Mike Huckabee said he believes the Iran nuclear deal would be bad for Israel. Not just bad – Holocaust-level bad.

In an interview with conservative news outlet Breitbart on Saturday, the GOP presidential hopeful and former governor of Arkansas said the deal will “take the Israelis and march them to the door of the oven.” After facing criticism for the comparison, Mr. Huckabee stood by his remark and posted anti-Israel comments from Iranian officials on Twitter.

“This president’s foreign policy is the most feckless in American history,” Huckabee told Breitbart. “It is so naive that he would trust the Iranians. By doing so, he will take the Israelis and march them to the door of the oven. This is the most idiotic thing, this Iran deal.”

Campaign spokeswoman Alice Stewart, when asked to elaborate on the Holocaust reference, told CNN “the comment speaks for itself.”

President Barack Obama, speaking at a news conference in Ethiopia, dismissed Huckabee's comment as “part of just a general pattern” in Republicans and said the statement “would be considered ridiculous if it weren’t so sad,” USAToday reported.

The comments were more concerning to Democratic National Committee spokeswoman Debbie Wasserman Schultz, who condemned the remarks as “grossly irresponsible” and demanded an apology to the Jewish community in a statement.

"This rhetoric, while commonplace in today's Republican presidential primary, has no place in American politics," she said. "Cavalier analogies to the Holocaust are unacceptable. Mike Huckabee must apologize to the Jewish community and to the American people for this grossly irresponsible statement."

But a vocal part of the Jewish community seems to support Huckabee’s position, if not explicitly his analogy. Israeli ambassador Ron Dermer met with 40 House conservatives Wednesday and urged them to reject the Iran deal, Reuters reported. This week, more than 300 lobbyists from pro-Israel group the American Israel Public Affairs Committee (AIPAC) are expected to appear on Capitol Hill to promote the same message.

“This proposed agreement fails to halt Iran’s nuclear quest,” AIPAC said in a statement. “Instead, it would facilitate rather than prevent Iran from obtaining a nuclear weapon and would further entrench and empower the leading state sponsor of terror.”

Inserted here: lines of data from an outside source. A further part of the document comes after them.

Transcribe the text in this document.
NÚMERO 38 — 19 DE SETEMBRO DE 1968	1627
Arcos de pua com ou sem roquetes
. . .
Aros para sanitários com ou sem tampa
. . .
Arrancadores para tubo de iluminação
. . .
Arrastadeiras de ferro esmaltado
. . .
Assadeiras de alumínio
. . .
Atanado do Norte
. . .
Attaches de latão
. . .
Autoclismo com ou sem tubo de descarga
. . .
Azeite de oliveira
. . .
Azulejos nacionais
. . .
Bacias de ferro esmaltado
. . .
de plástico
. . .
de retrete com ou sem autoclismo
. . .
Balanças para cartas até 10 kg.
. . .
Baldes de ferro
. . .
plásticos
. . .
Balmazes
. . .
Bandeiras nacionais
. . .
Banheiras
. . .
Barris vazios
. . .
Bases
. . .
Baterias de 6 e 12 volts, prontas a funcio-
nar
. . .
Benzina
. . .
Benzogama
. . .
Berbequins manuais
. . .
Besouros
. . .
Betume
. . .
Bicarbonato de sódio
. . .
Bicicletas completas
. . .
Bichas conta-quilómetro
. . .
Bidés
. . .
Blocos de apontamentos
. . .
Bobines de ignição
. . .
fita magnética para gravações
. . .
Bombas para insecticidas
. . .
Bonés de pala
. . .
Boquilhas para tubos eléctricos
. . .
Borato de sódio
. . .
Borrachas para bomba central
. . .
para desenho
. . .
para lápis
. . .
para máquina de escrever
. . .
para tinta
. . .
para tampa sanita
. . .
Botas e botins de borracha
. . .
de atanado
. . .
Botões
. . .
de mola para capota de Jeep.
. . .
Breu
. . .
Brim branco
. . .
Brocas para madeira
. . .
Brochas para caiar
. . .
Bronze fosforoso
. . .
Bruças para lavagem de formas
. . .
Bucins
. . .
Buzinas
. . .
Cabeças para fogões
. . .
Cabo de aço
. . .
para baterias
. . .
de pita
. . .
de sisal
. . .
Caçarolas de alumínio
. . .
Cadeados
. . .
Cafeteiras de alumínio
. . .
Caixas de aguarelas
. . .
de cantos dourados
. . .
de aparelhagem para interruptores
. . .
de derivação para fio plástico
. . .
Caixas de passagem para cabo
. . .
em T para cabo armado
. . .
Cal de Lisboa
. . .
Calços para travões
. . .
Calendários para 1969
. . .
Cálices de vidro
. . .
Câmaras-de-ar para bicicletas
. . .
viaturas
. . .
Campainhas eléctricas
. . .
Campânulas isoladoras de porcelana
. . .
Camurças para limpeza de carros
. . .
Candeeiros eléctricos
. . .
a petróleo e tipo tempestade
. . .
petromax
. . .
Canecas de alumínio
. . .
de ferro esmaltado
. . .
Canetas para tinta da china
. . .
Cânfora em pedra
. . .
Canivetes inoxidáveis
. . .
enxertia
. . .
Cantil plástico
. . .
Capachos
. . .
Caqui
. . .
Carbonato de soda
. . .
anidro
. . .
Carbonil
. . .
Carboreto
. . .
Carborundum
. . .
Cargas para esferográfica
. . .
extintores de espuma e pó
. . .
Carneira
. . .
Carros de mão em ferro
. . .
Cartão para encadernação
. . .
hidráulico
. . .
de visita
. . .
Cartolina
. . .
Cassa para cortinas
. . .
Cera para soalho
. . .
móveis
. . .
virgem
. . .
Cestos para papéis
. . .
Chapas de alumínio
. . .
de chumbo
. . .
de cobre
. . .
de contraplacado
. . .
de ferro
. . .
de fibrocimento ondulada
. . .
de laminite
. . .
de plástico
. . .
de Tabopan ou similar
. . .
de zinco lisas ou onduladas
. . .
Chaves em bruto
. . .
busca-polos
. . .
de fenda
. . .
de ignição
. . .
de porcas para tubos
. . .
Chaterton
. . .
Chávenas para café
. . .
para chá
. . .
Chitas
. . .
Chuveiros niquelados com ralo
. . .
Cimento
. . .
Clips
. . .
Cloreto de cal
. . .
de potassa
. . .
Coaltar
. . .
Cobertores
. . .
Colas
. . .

“We strongly believe that the alternative to this bad deal is a better deal,” the statement continued.

In a sense, Huckabee is simply echoing a line taken by Israeli Prime Minister Benjamin Netanyahu, who has made similar comparisons between the Iranian threat and the Holocaust. But in Israel such comparisons are not universally welcome. Tzipi Livni, a former foreign minister who once led the opposition party Kadima, said in 2012 in response to similar Netanyahu comments: “We are not in the ghetto, and there is no place for Holocaust comparisons," the Jerusalem Post reported.

The nuclear deal, which lifts economic sanctions on Iran while curtailing the Middle Eastern power’s nuclear program, is currently in a 60-day congressional review period after months of negotiation between Iran and the P5+1 nations.

While Mr. Obama and Secretary of State John Kerry have hailed the compromise as the best way to avoid more war in the Middle East, Republicans like Huckabee and House Speaker John Boehner (R) of Ohio see it differently, saying the agreement fails to ensure that Iran never acquires a nuclear weapon by failing to completely eliminate the country’s nuclear program.

The deal lifts sanctions without ensuring compliance on Iran’s part, critics have said, and gives up “anytime, anywhere” short-notice inspections of Iran’s nuclear facilities. Huckabee told Breitbart the agreement “gave away” all the United States had.

“It should be rejected by both Democrats and Republicans in Congress and by the American people,” he said. “I read the whole deal. We gave away the whole store. It’s got to be stopped.”